The book’s real achievement is in range, not revelation.  It’s the accumulation of these doomed perfection quests from girlhood to death that astounds.  Spar’s unrelenting variations on the theme of feminism vs. perfectionism over 300 pages make an impact.

This Book’s For You

I recommend this book for any woman who has ever piled on too many responsibilities and then buckled under the weight.  And what woman hasn’t?

Read this book because of Spar’s voice.  This accomplished woman (who might be suspected of having it all) generously illustrates the book’s arguments with examples culled from her own life. She comes across not as a distant academic, but as a real (if unusually curious and well-read) woman in the trenches, figuring life out as she goes.

Her personal accounts—like the time she crashed her minivan into a telephone pole racing to her daughter’s ballet recital—ground the book in a way that the raft of research alone could not. And her witty, opinionated tone makes otherwise dense material lively and palatable for readers.

Read this book because of its examples of real women making conscious trade-offs to pursue their big dreams.  As I wrote in a previous post on not-to-do lists, women would benefit greatly from making more deliberate choices about what we’re going to do (and not do) in our daily lives.  It’s the antidote to living by default, aspiring to unrealistic ends and disappointing ourselves.

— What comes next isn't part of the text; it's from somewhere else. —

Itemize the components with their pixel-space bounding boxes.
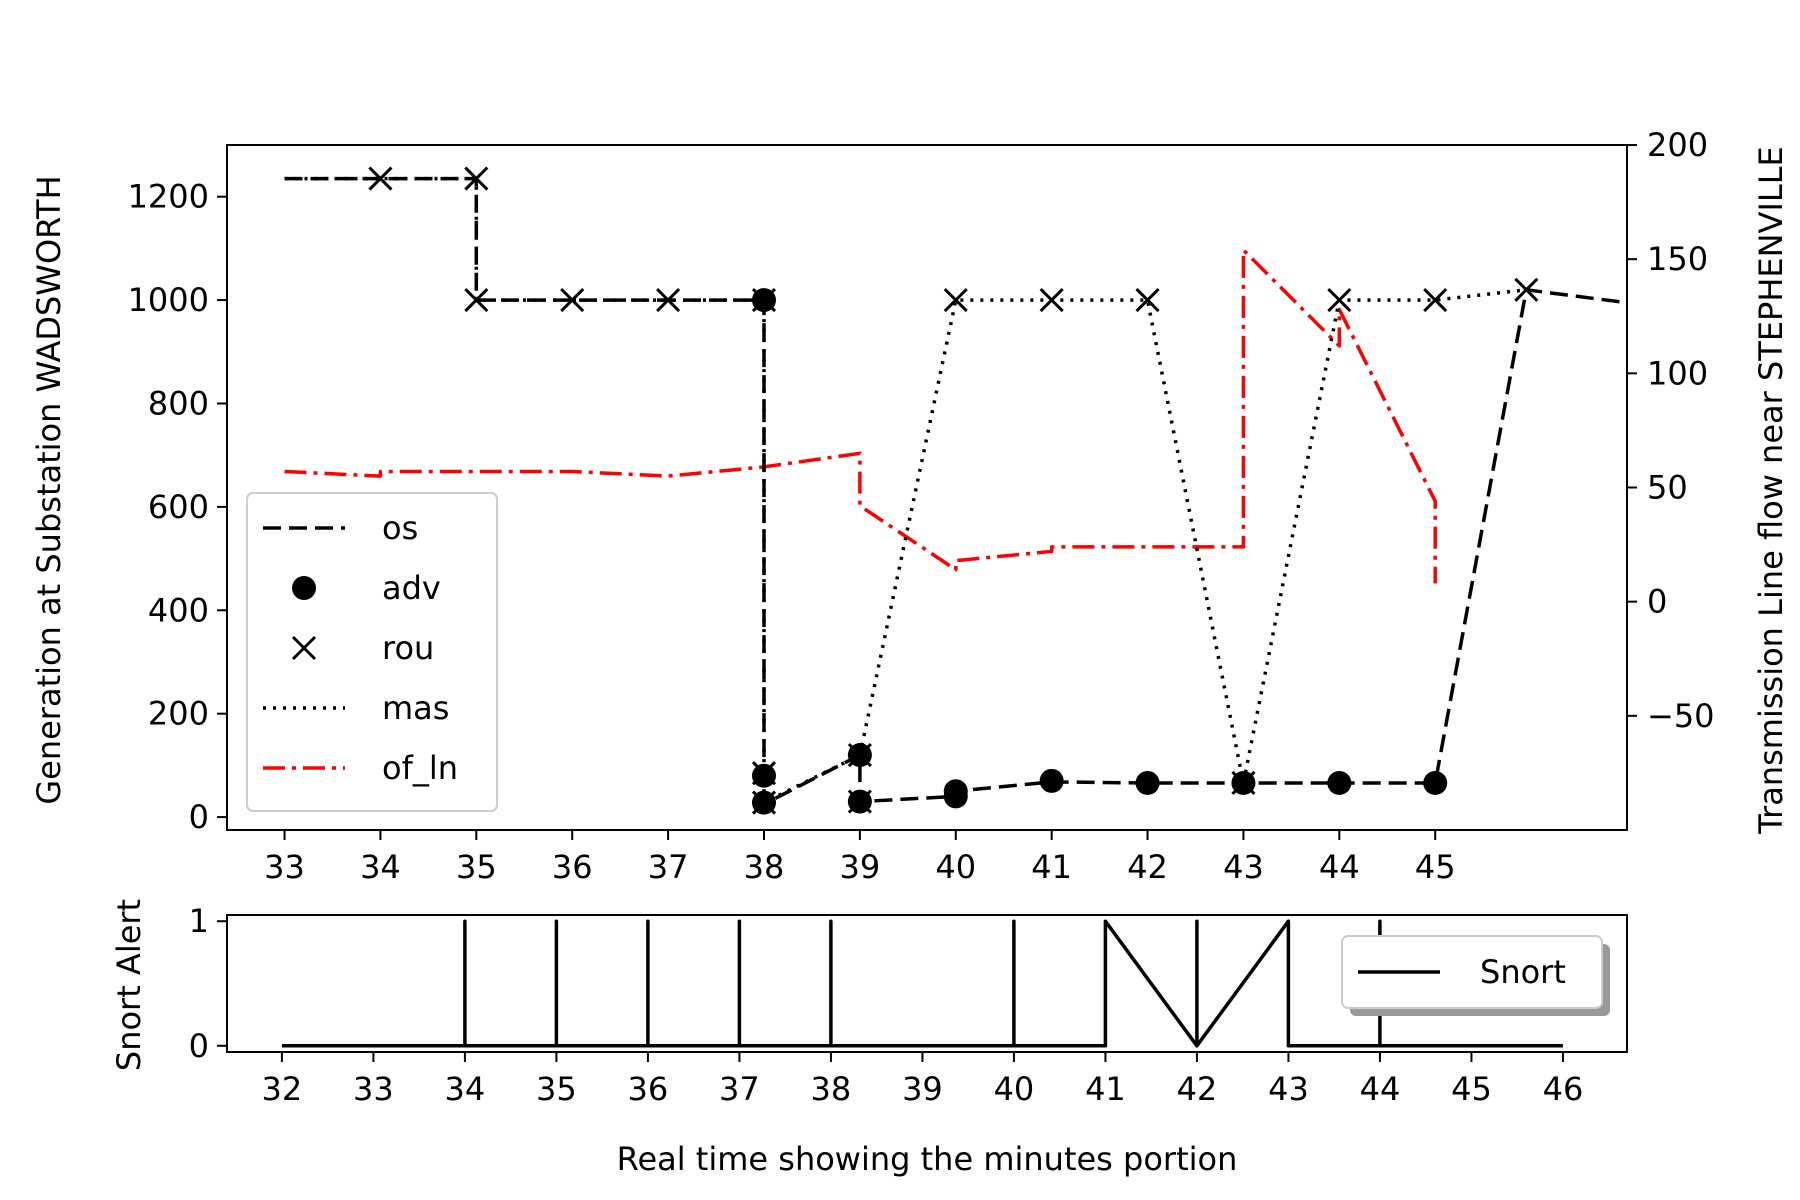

Read this book for its cogent discussion of what the heck has happened to feminism, the institution of marriage, the workplace, standards of beauty and other pillars of women’s lives over the last 50 years.  Agree or disagree with the specifics of Spar’s analysis, but appreciate her sustained exploration of why even privileged women feel unfulfilled and stuck despite unprecedented opportunity.

Resist the Myth

Read “Wonder Women” once for its sweeping review and then refer back to it as needed. Let it fortify you against the pressure to do more and more, better and better.

Feeling unsettled after reading “news” like this un-ironic account of the 17 creams and oils that comprise 72-year-old Martha Stewart’s beauty regimen from the New York Times?  See Chapter Nine: Memories of My Waist.  It’ll remind you that aging is inevitable, the media is largely inept at embracing it and women can (and must) make their own choices in response.

Thinking about adding yet another project, responsibility or expectation to your life?  Refer to Chapter 10, where Spar writes, “[Women] need to realize that having it all means giving something up—choosing which piece of the perfect picture to relinquish, or rework, or delay.  Having choices means making them, and then figuring out how to make them work.”

Go forth and work it!

P.S.

I just read that an updated version of “Lean In” is due out in April.  Focused on recent college graduates, it will include new advice on finding a first job and listening to your inner voice.  I hope “Wonder Women” gets a second printing with a better cover!